Обычное хладнокровие не изменило ему, только сознание заработало быстрее, время как бы остановилось, а зрение удвоилось. По временам он топал ногой, вскрикивая:
— Солнца! Солнца!
На него не обращали внимания. Солдаты, перебегая, толкали его, и тогда он крепко цеплялся за аппарат, опасаясь за его целость. Ланоск сидел, прижавшись к стенке окопа.
По окопам, заглушаемая выстрелами, передалась команда. Отряд шел в атаку. Солдаты, перелезая через бруствер, бросились бежать к холмам, молча, стиснув зубы, с ружьями наперевес. Табарен, держа аппарат под мышкой, кинулся бежать за солдатами, пересиливая одышку. Ланоск не отставал: он был бледен, возбужден и на бегу не переставая кричал:
— Ура, Табарен! Лента и Франция увидят чертовский удар нашего штыка! А ловко я это выдумал, Табарен? Опасно… но, черт возьми — жизнь вообще опасна! Смотрите, что за молодцы бегут впереди! Как у этого блестят зубы! Он смеется! Ура! Мы снимем победу, Табарен! Ура!

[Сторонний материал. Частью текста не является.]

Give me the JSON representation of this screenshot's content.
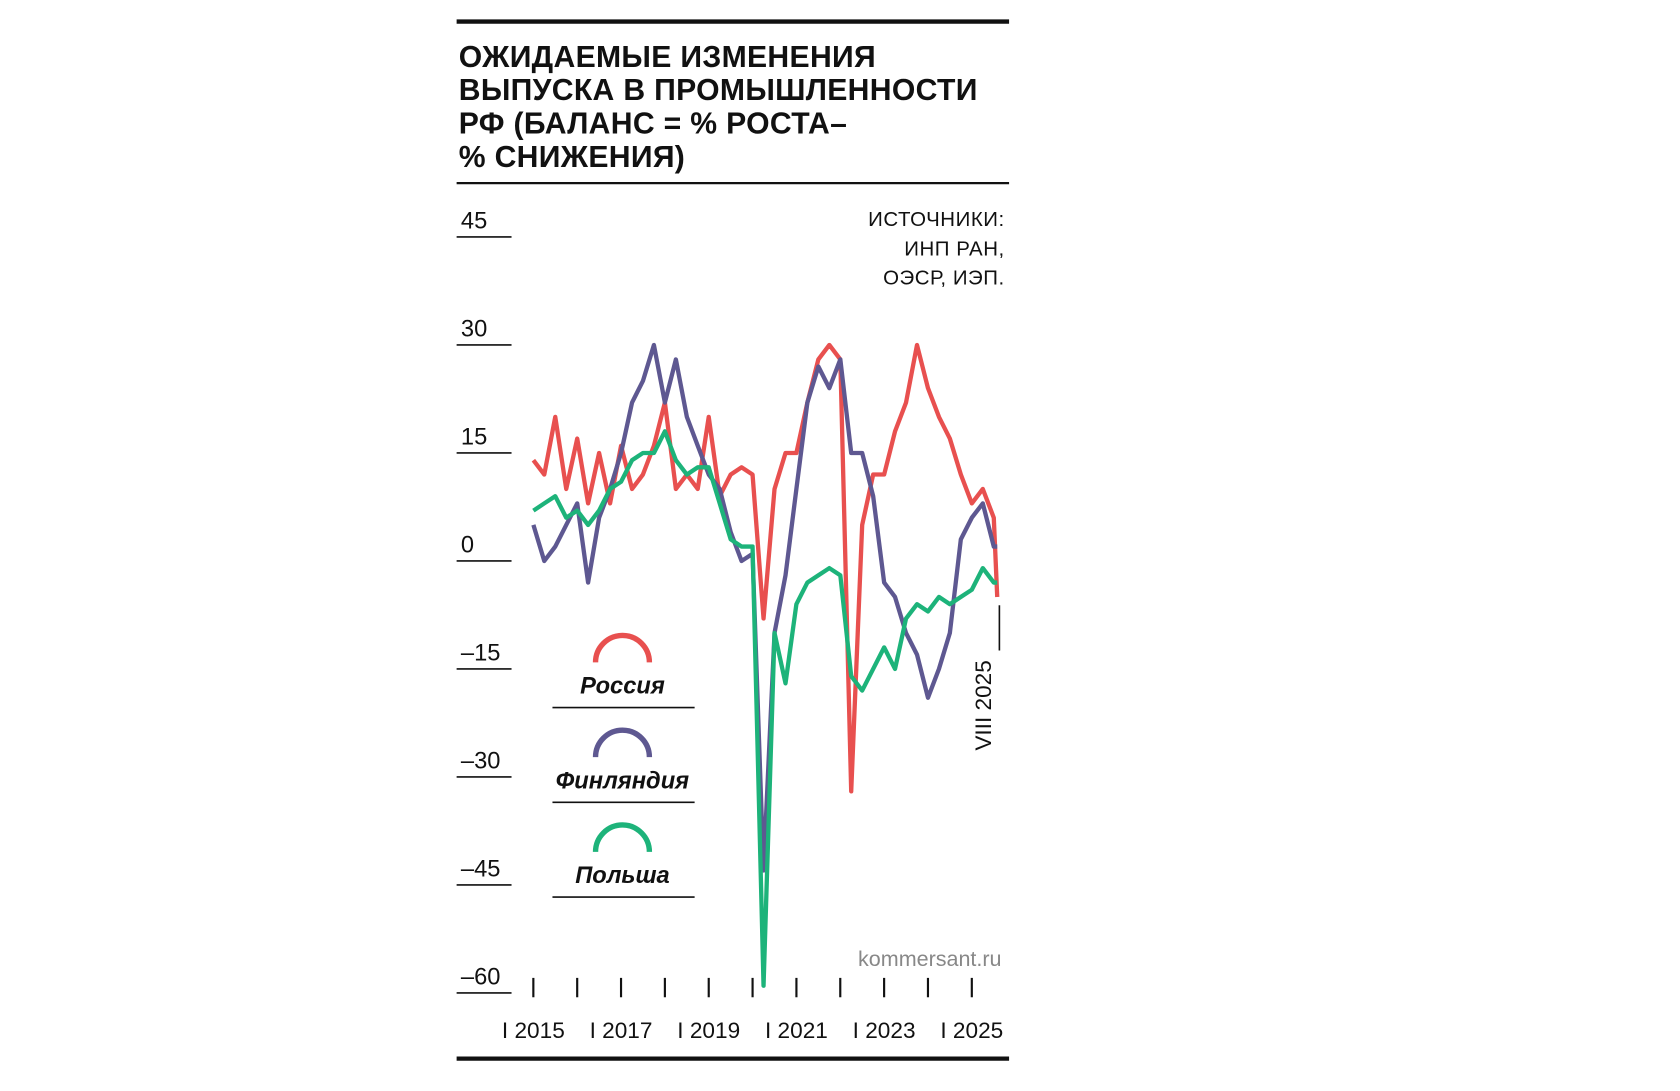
{
  "chart_data": {
    "type": "line",
    "title": [
      "ОЖИДАЕМЫЕ ИЗМЕНЕНИЯ",
      "ВЫПУСКА В ПРОМЫШЛЕННОСТИ",
      "РФ (БАЛАНС = % РОСТА–",
      "% СНИЖЕНИЯ)"
    ],
    "source": [
      "ИСТОЧНИКИ:",
      "ИНП РАН,",
      "ОЭСР, ИЭП."
    ],
    "watermark": "kommersant.ru",
    "annotation": {
      "x": 2025.58,
      "label": "VIII 2025"
    },
    "x": [
      2015,
      2015.25,
      2015.5,
      2015.75,
      2016,
      2016.25,
      2016.5,
      2016.75,
      2017,
      2017.25,
      2017.5,
      2017.75,
      2018,
      2018.25,
      2018.5,
      2018.75,
      2019,
      2019.25,
      2019.5,
      2019.75,
      2020,
      2020.25,
      2020.5,
      2020.75,
      2021,
      2021.25,
      2021.5,
      2021.75,
      2022,
      2022.25,
      2022.5,
      2022.75,
      2023,
      2023.25,
      2023.5,
      2023.75,
      2024,
      2024.25,
      2024.5,
      2024.75,
      2025,
      2025.25,
      2025.5,
      2025.58
    ],
    "series": [
      {
        "name": "Россия",
        "color": "#e8504f",
        "values": [
          14,
          12,
          20,
          10,
          17,
          8,
          15,
          8,
          16,
          10,
          12,
          16,
          22,
          10,
          12,
          10,
          20,
          9,
          12,
          13,
          12,
          -8,
          10,
          15,
          15,
          22,
          28,
          30,
          28,
          -32,
          5,
          12,
          12,
          18,
          22,
          30,
          24,
          20,
          17,
          12,
          8,
          10,
          6,
          -5
        ]
      },
      {
        "name": "Финляндия",
        "color": "#5e5891",
        "values": [
          5,
          0,
          2,
          5,
          8,
          -3,
          6,
          10,
          15,
          22,
          25,
          30,
          22,
          28,
          20,
          16,
          12,
          10,
          4,
          0,
          1,
          -43,
          -10,
          -2,
          10,
          22,
          27,
          24,
          28,
          15,
          15,
          9,
          -3,
          -5,
          -10,
          -13,
          -19,
          -15,
          -10,
          3,
          6,
          8,
          2,
          2
        ]
      },
      {
        "name": "Польша",
        "color": "#1db37a",
        "values": [
          7,
          8,
          9,
          6,
          7,
          5,
          7,
          10,
          11,
          14,
          15,
          15,
          18,
          14,
          12,
          13,
          13,
          8,
          3,
          2,
          2,
          -59,
          -10,
          -17,
          -6,
          -3,
          -2,
          -1,
          -2,
          -16,
          -18,
          -15,
          -12,
          -15,
          -8,
          -6,
          -7,
          -5,
          -6,
          -5,
          -4,
          -1,
          -3,
          -3
        ]
      }
    ],
    "xlim": [
      2013.25,
      2025.85
    ],
    "ylim": [
      -60,
      45
    ],
    "xticks": [
      {
        "value": 2015,
        "label": "I 2015"
      },
      {
        "value": 2016,
        "label": null
      },
      {
        "value": 2017,
        "label": "I 2017"
      },
      {
        "value": 2018,
        "label": null
      },
      {
        "value": 2019,
        "label": "I 2019"
      },
      {
        "value": 2020,
        "label": null
      },
      {
        "value": 2021,
        "label": "I 2021"
      },
      {
        "value": 2022,
        "label": null
      },
      {
        "value": 2023,
        "label": "I 2023"
      },
      {
        "value": 2024,
        "label": null
      },
      {
        "value": 2025,
        "label": "I 2025"
      }
    ],
    "yticks": [
      {
        "value": -60,
        "label": "–60"
      },
      {
        "value": -45,
        "label": "–45"
      },
      {
        "value": -30,
        "label": "–30"
      },
      {
        "value": -15,
        "label": "–15"
      },
      0,
      15,
      30,
      45
    ]
  }
}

Они слегка отстали, и Табарен пустился бежать изо всех сил. Пули срезывали у его ног траву, свистали над головой, и он страшной силой воли заставил молчать сознание, твердящее о внезапной смерти. Чем дальше, тем чаще встречались ему лежащие ничком, только что опередившие его в беге солдаты.
На гребне холма показались немцы, поспешно выбегая навстречу, стреляя на ходу и что-то выкрикивая. За минуту до столкновения Табарен вырвал у Ланоска треножник и быстро, задыхаясь от бега, установил аппарат. Руки его тряслись. В этот момент ненавистное, упрямое, милое солнце бросило в разрез туч желтый, живой свет, родив бегущие тени людей, ясность и чистоту дали.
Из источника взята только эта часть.